Our director cast several traditionally male characters as women. Samson, Abram, John, Tybalt and Mercutio, to be precise, and I dressed Mercutio in tight black jeans and a black satin shirt, open over a teal brocade bustier. Not to put too fine a point upon it, she looks ripe for a wardrobe malfunction. It ain't gonna happen, because the girl knows her bust and her bustier, but it's enough to keep the audience on edge, which is where we want them. It sort of pushed this lady over the edge. Not a happy camper.
Oh. She bitched about the script, as well. Apparently, she is not at all familiar with Shakespeare's bawdy humour, and thought we must have been messing with the script.

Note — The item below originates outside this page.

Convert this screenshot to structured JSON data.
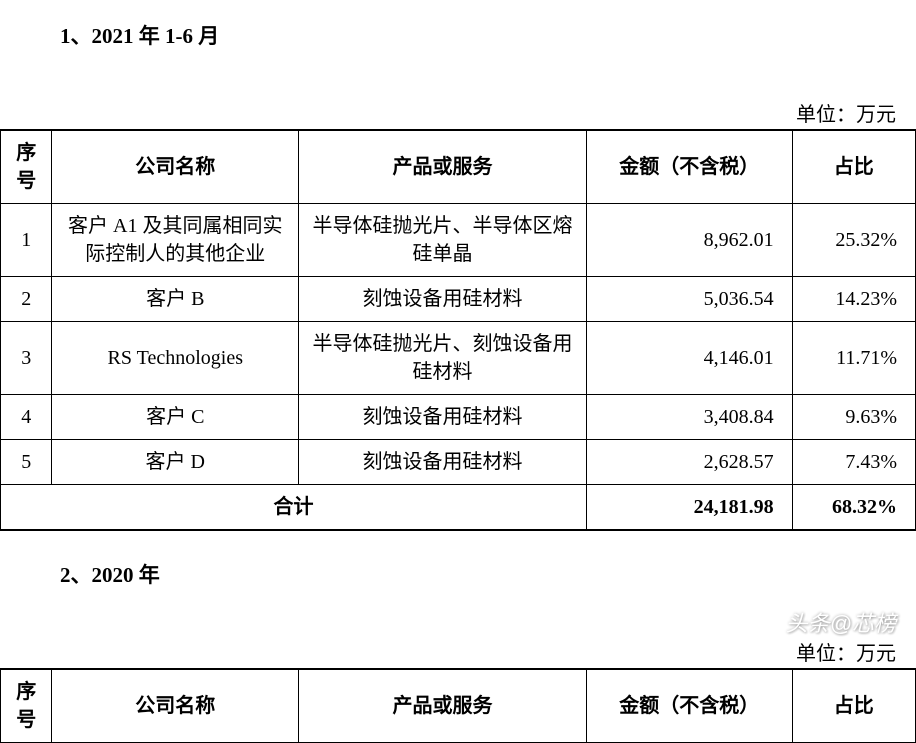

Hell, we CUT STUFF OUT to get the thing down to two hours from its normal three and a half!
And, a big HELL NO! to her suggestion that we refund her money!
We heard her out there. The scene where Merc and Ben are looking for Romeo after they have left the Cap's party (where R and J have just met) is played drunk. It's written drunk, so we played it drunk. We heard a very audible and disgusted, "Oh no! They're DRUNK!" from the audience. I'll bet you a dollar to a doughnut it was her!
I hate to tell her, but Willie the Shake has been around a lot longer than Baptists!
Behold, Dearly Beloved, life (and theater) in Williamson County, Texas.